Graduation Date


Document Type

Master's Thesis

Degree Name

Master of Science

Department or Program

Biological Sciences

Department or Program Chair

Maggie Louie, PhD

First Reader

Deepak Lamba, MBBS, PhD

Second Reader

Mary B. Sevigny, PhD


An emerging technology known as three-dimensional (3D) tissue engineering has allowed scientists to mimic tissues found in vivo. Previous studies indicate that it is possible to differentiate dissociated mouse embryonic stem cells (mESCs) into 3D retinal tissues in vitro (Bertacchi, 2015; Eiraku, 2012). The newly differentiated retinal tissues are said to encompass all of the major components found in retinal tissues. The generation of in vitro 3D tissues holds great potential in terms of patient-specific disease modeling. Although various diseases have been well-studied in animal models, there are limitations with regards to patient-specificity. The generation of animal models to study each specific mutation would be impractical and costly. With in vitro generation of tissues and organs, scientists have the capacity to generate disease models consisting of mutations specific to patients.

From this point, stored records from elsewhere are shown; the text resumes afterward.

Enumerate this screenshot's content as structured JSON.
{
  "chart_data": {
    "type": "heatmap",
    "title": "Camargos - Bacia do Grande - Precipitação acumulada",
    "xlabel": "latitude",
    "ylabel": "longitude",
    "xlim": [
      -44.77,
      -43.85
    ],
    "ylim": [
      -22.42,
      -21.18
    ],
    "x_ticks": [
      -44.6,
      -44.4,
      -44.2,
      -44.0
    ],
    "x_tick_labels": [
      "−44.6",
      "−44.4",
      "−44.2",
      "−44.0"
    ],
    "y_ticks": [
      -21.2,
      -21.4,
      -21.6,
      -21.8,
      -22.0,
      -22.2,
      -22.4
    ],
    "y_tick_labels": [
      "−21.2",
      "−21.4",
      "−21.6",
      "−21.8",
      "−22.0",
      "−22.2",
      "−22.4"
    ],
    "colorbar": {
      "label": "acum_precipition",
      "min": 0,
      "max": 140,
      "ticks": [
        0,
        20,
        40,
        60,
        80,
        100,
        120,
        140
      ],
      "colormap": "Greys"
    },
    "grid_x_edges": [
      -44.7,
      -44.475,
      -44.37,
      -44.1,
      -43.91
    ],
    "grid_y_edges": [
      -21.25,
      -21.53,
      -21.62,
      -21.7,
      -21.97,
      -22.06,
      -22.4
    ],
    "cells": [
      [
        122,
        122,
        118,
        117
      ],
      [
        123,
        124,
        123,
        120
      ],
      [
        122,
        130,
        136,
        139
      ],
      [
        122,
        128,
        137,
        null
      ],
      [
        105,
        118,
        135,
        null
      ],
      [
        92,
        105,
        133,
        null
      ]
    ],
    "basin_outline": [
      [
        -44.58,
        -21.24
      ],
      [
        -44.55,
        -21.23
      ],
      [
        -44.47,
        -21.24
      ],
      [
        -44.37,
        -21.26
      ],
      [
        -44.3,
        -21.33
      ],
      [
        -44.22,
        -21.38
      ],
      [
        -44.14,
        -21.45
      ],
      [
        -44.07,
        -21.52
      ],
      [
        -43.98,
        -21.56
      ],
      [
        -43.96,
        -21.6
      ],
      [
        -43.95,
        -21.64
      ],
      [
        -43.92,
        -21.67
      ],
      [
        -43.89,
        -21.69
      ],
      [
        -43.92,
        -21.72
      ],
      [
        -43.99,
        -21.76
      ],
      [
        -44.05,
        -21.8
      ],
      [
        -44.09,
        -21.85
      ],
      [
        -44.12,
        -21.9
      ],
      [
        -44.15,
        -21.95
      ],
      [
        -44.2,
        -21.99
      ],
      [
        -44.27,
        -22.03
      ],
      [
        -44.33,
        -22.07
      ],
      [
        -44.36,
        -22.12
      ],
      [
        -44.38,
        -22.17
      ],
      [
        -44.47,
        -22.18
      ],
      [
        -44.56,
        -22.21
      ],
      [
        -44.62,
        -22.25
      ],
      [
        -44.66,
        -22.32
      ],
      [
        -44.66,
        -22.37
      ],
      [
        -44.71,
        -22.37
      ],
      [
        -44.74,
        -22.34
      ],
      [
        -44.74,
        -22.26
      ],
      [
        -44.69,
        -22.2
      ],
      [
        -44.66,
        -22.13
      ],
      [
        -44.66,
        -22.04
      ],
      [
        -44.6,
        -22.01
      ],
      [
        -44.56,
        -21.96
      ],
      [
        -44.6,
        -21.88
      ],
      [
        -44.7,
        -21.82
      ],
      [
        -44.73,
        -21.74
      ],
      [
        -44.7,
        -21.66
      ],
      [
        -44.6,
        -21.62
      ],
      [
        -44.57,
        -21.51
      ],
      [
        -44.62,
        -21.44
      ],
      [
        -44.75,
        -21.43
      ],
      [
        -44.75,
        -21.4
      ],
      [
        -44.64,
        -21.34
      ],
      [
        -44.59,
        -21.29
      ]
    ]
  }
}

There are various gene editing techniques available to generate and recreate disease-specific 3D disease models using stem cells. The newest gene editing technique known as Clustered Regularly Interspersed Short Palindromic Repeats (CRISPR) has allowed scientists to edit the genome with greater precision than other genome editing technologies like Zinc Finger Nucleases (ZFNs) or Transcription Activator-like Effector Nucleases (TALENs).

In order to overcome current limitations on disease-specific model systems, we developed a protocol for differentiating mouse embryonic stem cells into 3D retinas in vitro. In addition, to confirm the utility of this 3D model for future disease-specific mutations, we utilized the CRISPR method as a means to knockdown the transcription factor CRX, which is known to regulate key developmental decisions during retinogenesis, and as such, mutations in CRX have resulted in various diseases such as Leber Congenital Amaurosis, Cone-Rod Dystrophy, and Retinitis Pigmentosa.